Namun, saat ini teknologi dan ilmu pengetahuan di bidang bedah sudah semakin canggih, sehingga pengambilan sel ganas bisa dilakukan tanpa operasi besar. Pasien pun tak perlu kehilangan payudara.
"Metode lama berupa pengangkatan seluruh payudara sudah mulai ditinggalkan. Alasannya sederhana, kehilangan payudara tentu akan menimbulkan beban psikologis bagi pasien," ujar Dokter Spesialis Bedah Konsultan Payudara RS Mitra Kemayoran, Dr. AlfiahAmiruddin, MD, MS, dalam seminar kesehatan yang berlangsung di Rumah Sakit Mitra Kemayoran, Selasa (3/6/2014).

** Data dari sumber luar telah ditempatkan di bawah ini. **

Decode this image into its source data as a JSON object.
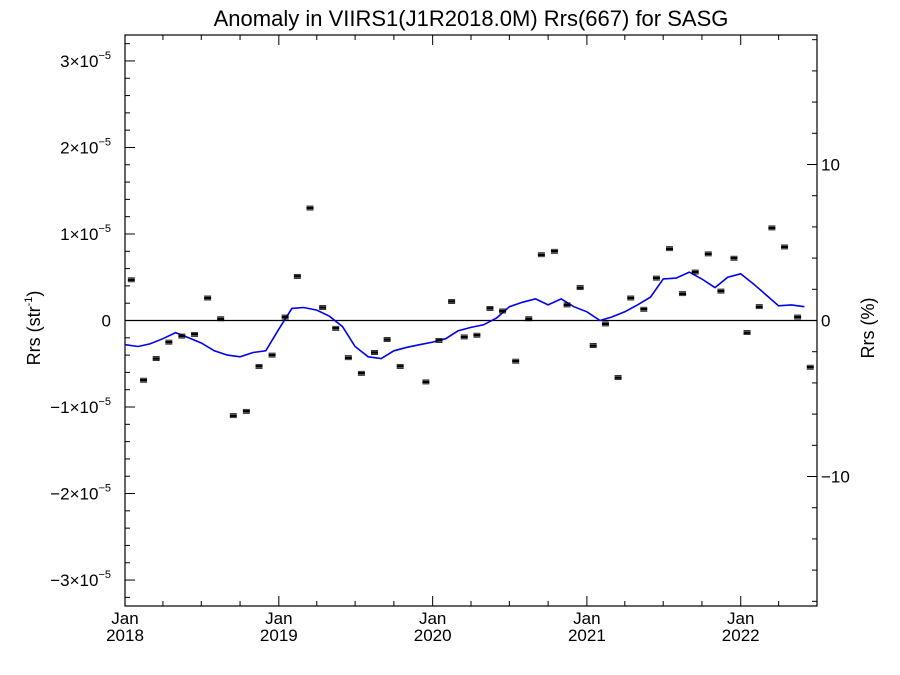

Beberapa teknologi, di antaranya Core Needle Biopsy, teknik Biopsi atau pengambilan sel kanker yang cukup dilakukan di ruang praktek dengan pembiusan lokal. Teknik baru ini memiliki kelebihan yang memungkinkan pasien tidak perlu menjalani rawat inap, tak perlu puasa, tidak dibutuhkan penjahitan pada luka, serta prosedurnya pun hanya memakan waktu 5-10 menit.
"Dengan teknik ini, pasien tidak akan menemukan luka, yang ada hanya bekas suntikan sebesar 2 mm," jelasnya. Teknik ini juga bisa dilakukan untuk kasus kanker payudara yang tumornya belum teraba.
Ada pula teknik Skin and Nipple Sparinh Masectomy, yakni pengobatan kanker payudara dengan membuang seluruh jaringan payudara yang terkena sel kanker, namun tetap mempertahankan puting, aerola dan kulit payudara sehingga pasien tidak benar-benar kehilangan payudaranya.
Selain itu, teknik Microdochectomy, bisa menjadi pilihan pengobatan untuk mengatasi puting susu yang selalu mengeluarkan cairan. Padahal kondisi tidak sedang menyusui. Meski demikian, Dokter Alfiah tetap tetap menyarankan deteksi dini untuk penanganan yang lebih cepat, sehingga kemungkinan penderita kehilangan payudara akan semakin kecil.